On ne nous a pas prévenus du potentiel risque.
Léonard Pizzato
"C'est un conseiller en patrimoine qui m'a vendu ce prêt. Avec ma femme, il nous l'a vendu comme un taux fixe. Le projet était sympa, je comptais utiliser cet argent pour louer une résidence secondaire dans le Vaucluse. Mais on ne nous a pas prévenus du potentiel risque, comme la banque doit le faire au moment de proposer un prêt", continue Léonard Pizzato.
Des centaines de clients lésés
Dans les mois qui suivent, le taux de change s'envole au profit du franc suisse. "Je ne suis pas féru en économie.
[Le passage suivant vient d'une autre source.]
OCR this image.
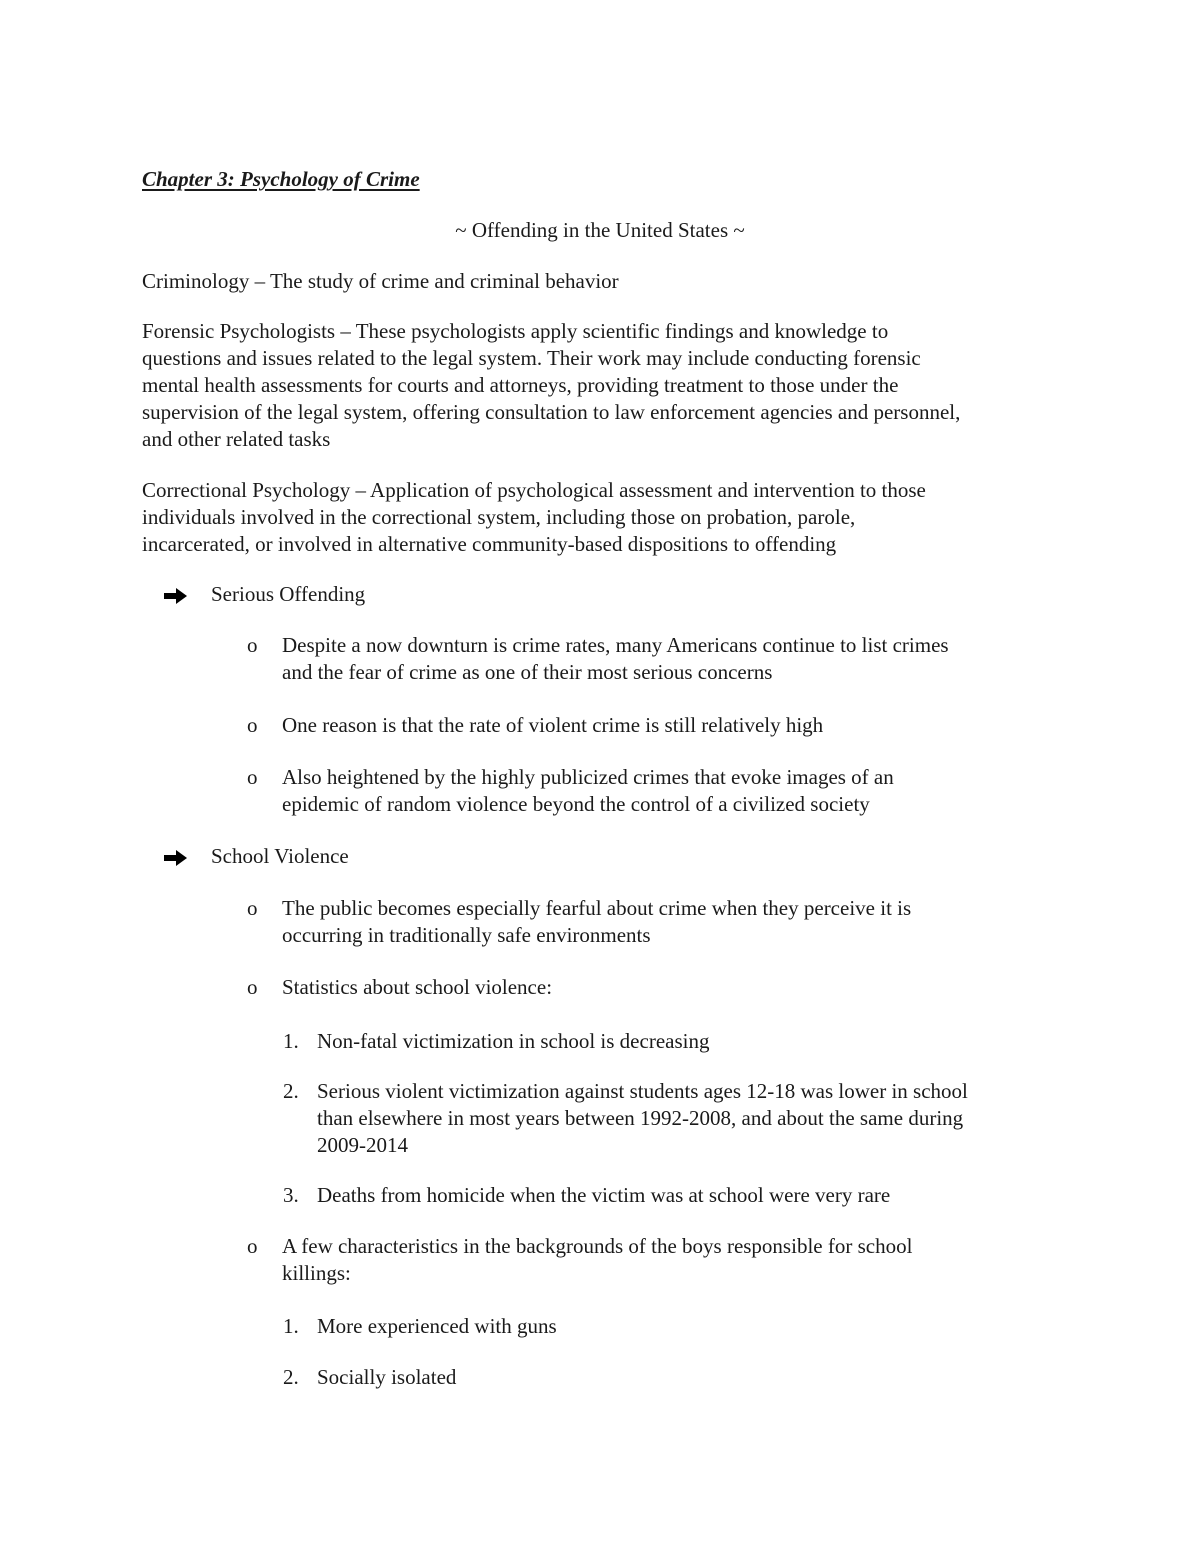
Chapter 3: Psychology of Crime
~ Offending in the United States ~
Criminology – The study of crime and criminal behavior
Forensic Psychologists – These psychologists apply scientific findings and knowledge to
questions and issues related to the legal system. Their work may include conducting forensic
mental health assessments for courts and attorneys, providing treatment to those under the
supervision of the legal system, offering consultation to law enforcement agencies and personnel,
and other related tasks
Correctional Psychology – Application of psychological assessment and intervention to those
individuals involved in the correctional system, including those on probation, parole,
incarcerated, or involved in alternative community-based dispositions to offending
Serious Offending
o Despite a now downturn is crime rates, many Americans continue to list crimes
and the fear of crime as one of their most serious concerns
o One reason is that the rate of violent crime is still relatively high
o Also heightened by the highly publicized crimes that evoke images of an
epidemic of random violence beyond the control of a civilized society
School Violence
o The public becomes especially fearful about crime when they perceive it is
occurring in traditionally safe environments
o Statistics about school violence:
1. Non-fatal victimization in school is decreasing
2. Serious violent victimization against students ages 12-18 was lower in school
than elsewhere in most years between 1992-2008, and about the same during
2009-2014
3. Deaths from homicide when the victim was at school were very rare
o A few characteristics in the backgrounds of the boys responsible for school
killings:
1. More experienced with guns
2. Socially isolated
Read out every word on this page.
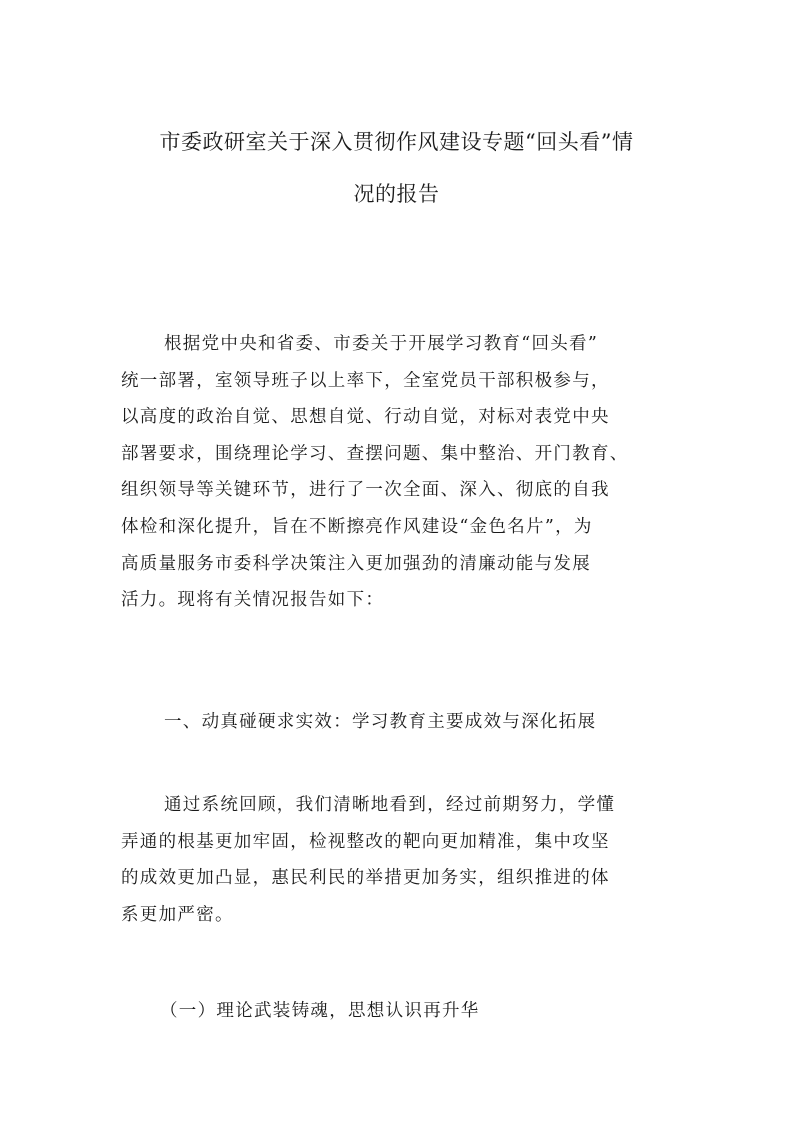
市委政研室关于深入贯彻作风建设专题“回头看”情
况的报告
根据党中央和省委、市委关于开展学习教育“回头看”
统一部署，室领导班子以上率下，全室党员干部积极参与，
以高度的政治自觉、思想自觉、行动自觉，对标对表党中央
部署要求，围绕理论学习、查摆问题、集中整治、开门教育、
组织领导等关键环节，进行了一次全面、深入、彻底的自我
体检和深化提升，旨在不断擦亮作风建设“金色名片”，为
高质量服务市委科学决策注入更加强劲的清廉动能与发展
活力。现将有关情况报告如下：
一、动真碰硬求实效：学习教育主要成效与深化拓展
通过系统回顾，我们清晰地看到，经过前期努力，学懂
弄通的根基更加牢固，检视整改的靶向更加精准，集中攻坚
的成效更加凸显，惠民利民的举措更加务实，组织推进的体
系更加严密。
（一）理论武装铸魂，思想认识再升华
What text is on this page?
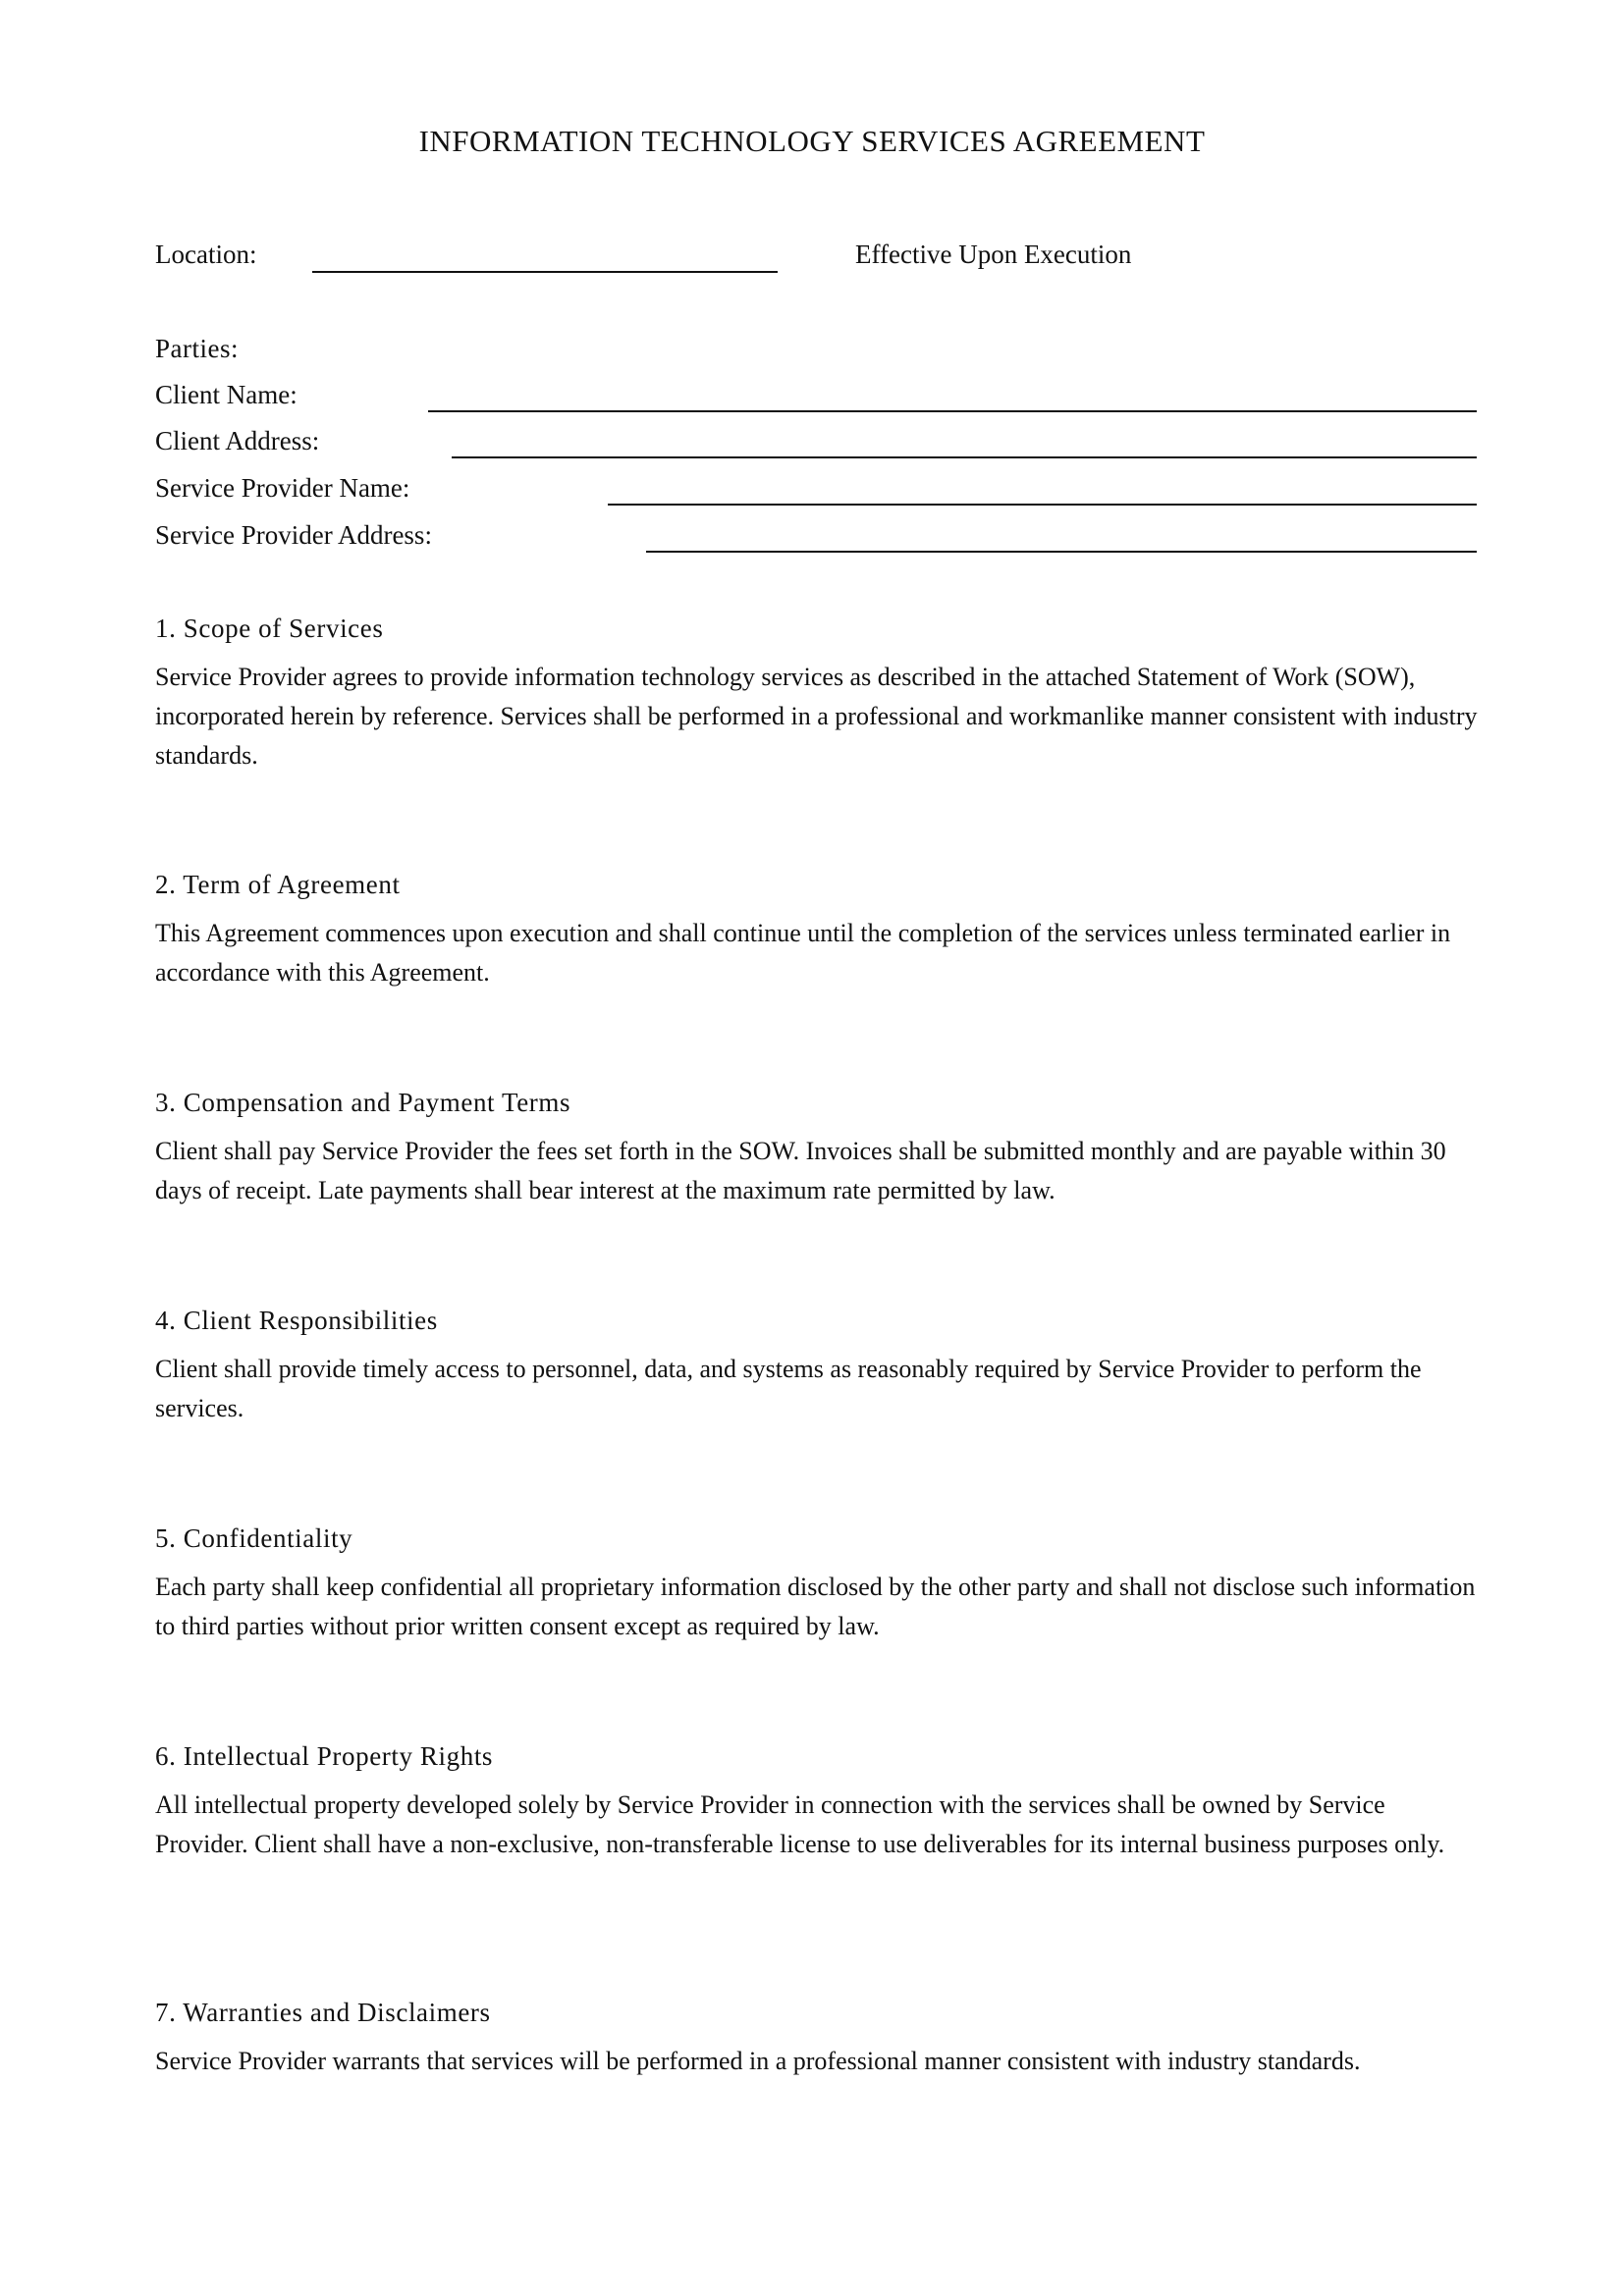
INFORMATION TECHNOLOGY SERVICES AGREEMENT
Location:	Effective Upon Execution
Parties:
Client Name:
Client Address:
Service Provider Name:
Service Provider Address:
1. Scope of Services

Service Provider agrees to provide information technology services as described in the attached Statement of Work (SOW), incorporated herein by reference. Services shall be performed in a professional and workmanlike manner consistent with industry standards.

2. Term of Agreement

This Agreement commences upon execution and shall continue until the completion of the services unless terminated earlier in accordance with this Agreement.

3. Compensation and Payment Terms

Client shall pay Service Provider the fees set forth in the SOW. Invoices shall be submitted monthly and are payable within 30 days of receipt. Late payments shall bear interest at the maximum rate permitted by law.

4. Client Responsibilities

Client shall provide timely access to personnel, data, and systems as reasonably required by Service Provider to perform the services.

5. Confidentiality

Each party shall keep confidential all proprietary information disclosed by the other party and shall not disclose such information to third parties without prior written consent except as required by law.

6. Intellectual Property Rights

All intellectual property developed solely by Service Provider in connection with the services shall be owned by Service Provider. Client shall have a non-exclusive, non-transferable license to use deliverables for its internal business purposes only.

7. Warranties and Disclaimers

Service Provider warrants that services will be performed in a professional manner consistent with industry standards.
Mais quand en 2010, je vois qu'on me demande de rembourser une somme supérieure à ce que j'ai emprunté, je comprends vite qu'il y a quelque chose qui cloche."
L'agent d'accueil du lycée agricole d'Obernai se renseigne et contacte le conseiller en patrimoine pour lui signaler l'anomalie. "Il me dit qu'il ne comprend pas, ou alors fait mine de ne pas comprendre. Je me rapproche ensuite de Charles Constantin-Vallet, un avocat parisien." Et il ne sera pas le seul. Le docteur en droit reçoit des centaines de cas similaires.
La BNP coupable en première instance
S'ouvre alors l'immense volet judiciaire de la désormais « affaire Helvet Immo ». En 2013 s'ouvre une information judiciaire qui aboutit à la mise en examen deux ans plus tard de BNP Personal Finance, la filiale de la banque qui a vendu ces prêts. Puis en 2020, victoire : la filiale est reconnue coupable de « pratique commerciale trompeuse ».
Léonard Pizzato s'était rendu à Paris pour témoigner devant le tribunal correctionnel. "L'argument de la BNP, c'était que nous, les clients, étions parfaitement au courant des risques que nous encourions en souscrivant au prêt. Mais si on nous avait dit à l'époque qu'il s'agissait d'un taux variable exponentiel, jamais on ne l'aurait pris !"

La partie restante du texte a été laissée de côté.